= Maple Works, Wisconsin =

Defunct hamlet in the town of Grant, Clark County, Wisconsin, United States

Maple Works (also called Mapleworks) was a hamlet in the town of Grant, Clark County, Wisconsin, United States. At one time it was a busy rural center with two stores, a saloon, a post office and several residences. According to the tables contained in the 1895 The New 11 x 14 Atlas of the World (New York:Rand McNally Corporation, 1895), Maple Works had a population of 62, but it no longer has residents.

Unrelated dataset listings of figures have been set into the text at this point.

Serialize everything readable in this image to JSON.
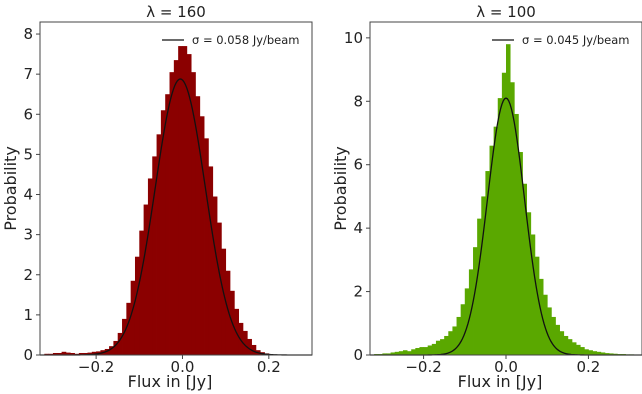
{
  "chart_data": [
    {
      "type": "bar",
      "panel": "left",
      "title": "λ = 160",
      "xlabel": "Flux in [Jy]",
      "ylabel": "Probability",
      "xlim": [
        -0.33,
        0.3
      ],
      "ylim": [
        0,
        8.3
      ],
      "xticks": [
        {
          "v": -0.2,
          "label": "−0.2"
        },
        {
          "v": 0.0,
          "label": "0.0"
        },
        {
          "v": 0.2,
          "label": "0.2"
        }
      ],
      "yticks": [
        0,
        1,
        2,
        3,
        4,
        5,
        6,
        7,
        8
      ],
      "bar_color": "#8b0000",
      "bin_width": 0.01,
      "bins": {
        "x_left": [
          -0.32,
          -0.31,
          -0.3,
          -0.29,
          -0.28,
          -0.27,
          -0.26,
          -0.25,
          -0.24,
          -0.23,
          -0.22,
          -0.21,
          -0.2,
          -0.19,
          -0.18,
          -0.17,
          -0.16,
          -0.15,
          -0.14,
          -0.13,
          -0.12,
          -0.11,
          -0.1,
          -0.09,
          -0.08,
          -0.07,
          -0.06,
          -0.05,
          -0.04,
          -0.03,
          -0.02,
          -0.01,
          0.0,
          0.01,
          0.02,
          0.03,
          0.04,
          0.05,
          0.06,
          0.07,
          0.08,
          0.09,
          0.1,
          0.11,
          0.12,
          0.13,
          0.14,
          0.15,
          0.16,
          0.17,
          0.18,
          0.19
        ],
        "values": [
          0.03,
          0.03,
          0.05,
          0.05,
          0.08,
          0.06,
          0.05,
          0.03,
          0.05,
          0.05,
          0.06,
          0.08,
          0.09,
          0.12,
          0.15,
          0.22,
          0.35,
          0.55,
          0.9,
          1.3,
          1.85,
          2.45,
          3.1,
          3.75,
          4.4,
          4.95,
          5.5,
          6.1,
          6.5,
          7.05,
          7.35,
          7.7,
          7.7,
          7.5,
          7.05,
          6.45,
          5.95,
          5.4,
          4.7,
          3.95,
          3.3,
          2.65,
          2.1,
          1.6,
          1.15,
          0.8,
          0.6,
          0.4,
          0.25,
          0.12,
          0.07,
          0.04
        ]
      },
      "fit_curve": {
        "label": "σ = 0.058 Jy/beam",
        "sigma": 0.058,
        "mean": -0.005,
        "peak": 6.88
      }
    },
    {
      "type": "bar",
      "panel": "right",
      "title": "λ = 100",
      "xlabel": "Flux in [Jy]",
      "ylabel": "Probability",
      "xlim": [
        -0.33,
        0.33
      ],
      "ylim": [
        0,
        10.5
      ],
      "xticks": [
        {
          "v": -0.2,
          "label": "−0.2"
        },
        {
          "v": 0.0,
          "label": "0.0"
        },
        {
          "v": 0.2,
          "label": "0.2"
        }
      ],
      "yticks": [
        0,
        2,
        4,
        6,
        8,
        10
      ],
      "bar_color": "#5aa800",
      "bin_width": 0.01,
      "bins": {
        "x_left": [
          -0.32,
          -0.31,
          -0.3,
          -0.29,
          -0.28,
          -0.27,
          -0.26,
          -0.25,
          -0.24,
          -0.23,
          -0.22,
          -0.21,
          -0.2,
          -0.19,
          -0.18,
          -0.17,
          -0.16,
          -0.15,
          -0.14,
          -0.13,
          -0.12,
          -0.11,
          -0.1,
          -0.09,
          -0.08,
          -0.07,
          -0.06,
          -0.05,
          -0.04,
          -0.03,
          -0.02,
          -0.01,
          0.0,
          0.01,
          0.02,
          0.03,
          0.04,
          0.05,
          0.06,
          0.07,
          0.08,
          0.09,
          0.1,
          0.11,
          0.12,
          0.13,
          0.14,
          0.15,
          0.16,
          0.17,
          0.18,
          0.19,
          0.2,
          0.21,
          0.22,
          0.23,
          0.24,
          0.25,
          0.26,
          0.27,
          0.28,
          0.29,
          0.3,
          0.31
        ],
        "values": [
          0.03,
          0.03,
          0.05,
          0.05,
          0.08,
          0.1,
          0.12,
          0.15,
          0.12,
          0.18,
          0.22,
          0.25,
          0.25,
          0.3,
          0.35,
          0.45,
          0.5,
          0.6,
          0.75,
          0.9,
          1.2,
          1.6,
          2.1,
          2.7,
          3.4,
          4.3,
          5.0,
          5.8,
          6.6,
          7.2,
          8.1,
          8.9,
          9.8,
          8.6,
          7.6,
          6.4,
          5.4,
          4.5,
          3.8,
          3.1,
          2.4,
          1.9,
          1.5,
          1.2,
          0.95,
          0.75,
          0.6,
          0.5,
          0.4,
          0.32,
          0.25,
          0.18,
          0.15,
          0.12,
          0.1,
          0.08,
          0.06,
          0.05,
          0.04,
          0.03,
          0.03,
          0.02,
          0.02,
          0.01
        ]
      },
      "fit_curve": {
        "label": "σ = 0.045 Jy/beam",
        "sigma": 0.045,
        "mean": 0.0,
        "peak": 8.1
      }
    }
  ]
}
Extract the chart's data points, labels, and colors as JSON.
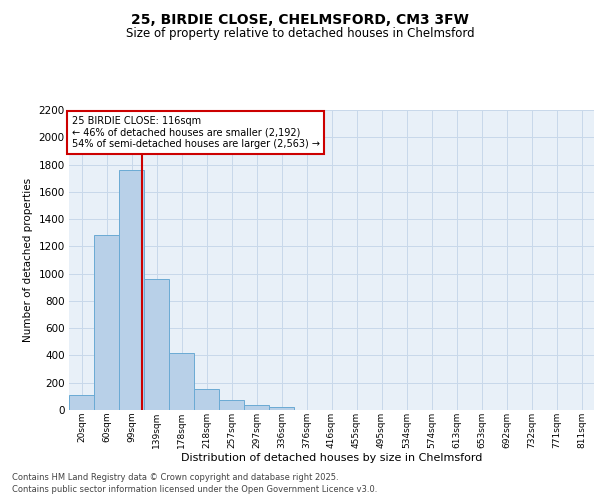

There is now a Mennonite Church at one of the corners and the nearby settlement of Granton has a small diner named after the settlement on the northern end of the village. The Windfall Cemetery is located a few blocks south of the Church on Romadka Road.

== History ==
Maple Works was located a half mile east of the village of Granton at the corner of Fremont and Romandka Roads. In 1857, Nelson Marsh from Pennsylvania settled in the area, coming with an ox team by way of Sparta and cutting a temporary road through the forest. He established a farm and tavern which served as a stagecoach stopping place on the old stage route from Neillsville to Stevens Point which was established in 1858. Marsh was the first postmaster of Maple Works, serving in that capacity until the post office was abolished in the 1890s. The name was initially intended to be Maplewood, but because of unclear handwriting the application for a post office was interpreted as Mapleworks and so remained. When Granton was established in 1890, many buildings were moved from Mapleworks to the new village.